The IRS does not have a set classification for LLCs. Therefore, the IRS taxes an LLC either as a corporation, partnership or sole proprietorship depending on how the LLC owners, who are called members, elect to be taxed. In partnership or sole proprietorship taxation, the profits and losses from the LLC flow through to the individual members' personal income taxes. Under corporate taxation, the LLC gets taxed on its profits and the members get taxed on any income from the LLC. Even if an LLC elects to get taxed like a partnership, the LLC limits the personal liability of its members. In this way, an LLC is like a corporation.
State law typically requires that, to form an LLC, the members must file articles of organization with the secretary of state of the individual state where the LLC will do business. State law varies on what information the members must include in the articles of organization. Under some states’ laws, the members must include a statement regarding the business purpose of the LLC. In many states, the members can put a general statement declaring the purpose of the LLC is for “all lawful business.” This language protects the LLC in the event that the business activities change to something the members did not originally anticipate.
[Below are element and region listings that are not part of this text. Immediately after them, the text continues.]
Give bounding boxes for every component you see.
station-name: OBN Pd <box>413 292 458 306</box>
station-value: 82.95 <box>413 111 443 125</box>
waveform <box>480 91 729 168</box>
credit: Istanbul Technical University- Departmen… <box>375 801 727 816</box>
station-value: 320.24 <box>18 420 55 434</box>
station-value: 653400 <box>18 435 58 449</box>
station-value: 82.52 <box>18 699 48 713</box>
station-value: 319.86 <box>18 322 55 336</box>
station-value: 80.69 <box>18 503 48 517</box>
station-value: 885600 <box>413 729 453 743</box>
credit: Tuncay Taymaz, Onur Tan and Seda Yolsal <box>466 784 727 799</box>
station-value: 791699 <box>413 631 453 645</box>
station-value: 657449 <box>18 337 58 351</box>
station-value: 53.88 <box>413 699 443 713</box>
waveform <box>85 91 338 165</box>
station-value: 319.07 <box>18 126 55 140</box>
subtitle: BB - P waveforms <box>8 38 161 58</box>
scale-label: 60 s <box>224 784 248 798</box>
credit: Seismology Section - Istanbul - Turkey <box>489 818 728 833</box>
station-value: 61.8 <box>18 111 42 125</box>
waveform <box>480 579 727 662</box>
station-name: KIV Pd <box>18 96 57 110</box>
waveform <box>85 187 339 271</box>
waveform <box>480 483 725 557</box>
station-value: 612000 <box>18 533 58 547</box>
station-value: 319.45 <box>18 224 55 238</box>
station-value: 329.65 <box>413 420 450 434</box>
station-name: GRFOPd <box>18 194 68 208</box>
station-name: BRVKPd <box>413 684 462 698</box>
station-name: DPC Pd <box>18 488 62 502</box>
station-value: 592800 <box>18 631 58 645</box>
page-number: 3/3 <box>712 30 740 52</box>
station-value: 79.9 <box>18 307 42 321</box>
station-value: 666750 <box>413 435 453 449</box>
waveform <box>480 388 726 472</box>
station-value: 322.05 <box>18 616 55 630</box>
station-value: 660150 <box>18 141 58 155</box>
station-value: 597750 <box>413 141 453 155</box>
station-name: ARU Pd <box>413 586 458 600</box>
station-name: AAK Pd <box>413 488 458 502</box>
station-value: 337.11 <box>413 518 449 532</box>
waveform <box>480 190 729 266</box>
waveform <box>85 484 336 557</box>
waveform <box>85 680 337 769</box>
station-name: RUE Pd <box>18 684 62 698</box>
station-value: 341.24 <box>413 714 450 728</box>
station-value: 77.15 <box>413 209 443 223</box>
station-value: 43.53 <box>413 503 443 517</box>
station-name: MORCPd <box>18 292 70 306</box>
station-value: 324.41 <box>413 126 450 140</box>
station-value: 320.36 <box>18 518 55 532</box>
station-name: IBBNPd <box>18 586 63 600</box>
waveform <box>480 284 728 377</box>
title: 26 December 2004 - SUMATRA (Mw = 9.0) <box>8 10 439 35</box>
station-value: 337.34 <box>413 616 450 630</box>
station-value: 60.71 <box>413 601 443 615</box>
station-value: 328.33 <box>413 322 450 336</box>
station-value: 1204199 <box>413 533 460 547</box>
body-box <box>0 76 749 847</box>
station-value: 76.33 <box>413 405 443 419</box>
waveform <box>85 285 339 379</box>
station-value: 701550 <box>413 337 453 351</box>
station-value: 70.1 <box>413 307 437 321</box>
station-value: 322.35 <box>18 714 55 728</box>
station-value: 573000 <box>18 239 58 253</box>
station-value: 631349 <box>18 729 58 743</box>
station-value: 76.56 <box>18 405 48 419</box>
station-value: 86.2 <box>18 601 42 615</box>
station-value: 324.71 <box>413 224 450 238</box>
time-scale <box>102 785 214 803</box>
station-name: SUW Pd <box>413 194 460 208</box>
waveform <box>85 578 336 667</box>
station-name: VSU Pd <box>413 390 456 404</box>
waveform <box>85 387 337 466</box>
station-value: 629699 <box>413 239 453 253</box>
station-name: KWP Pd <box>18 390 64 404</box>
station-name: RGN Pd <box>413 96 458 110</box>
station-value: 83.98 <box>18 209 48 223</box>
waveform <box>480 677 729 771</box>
Ultra vires is a legal doctrine that states any act a business entity takes that is outside the scope of its business purpose is invalid. Under this doctrine, for example, an LLC could be sued for acts it took outside the scope of what its stated business purpose was. In addition, contracts signed by the LLC in areas of commerce outside its business scope could be held unenforceable. However, the trend in modern business law has made ultra vires all but obsolete. Because most states allow an LLC to state in its business purpose clause that it intends to engage in “all lawful business,” it's virtually impossible for an LLC that has this language to exceed the scope of its business purpose.
While not all states require an LLC state its business purpose in its articles of organization, its good policy for an LLC to have a business purpose. In most cases, someone who sues an LLC cannot go after the personal assets of its members. This protection is called the “corporate veil.” However, courts will “pierce the corporate veil” in cases where fraud or misrepresentation exists. A typical example of this phenomenon occurs when someone forms an LLC solely for the purpose of hiding assets or using the corporate veil. Most courts will look to see if the LLC has an actual business purpose or if it's simply the “alter ego” of its owner when determining whether to pierce the corporate veil in litigation.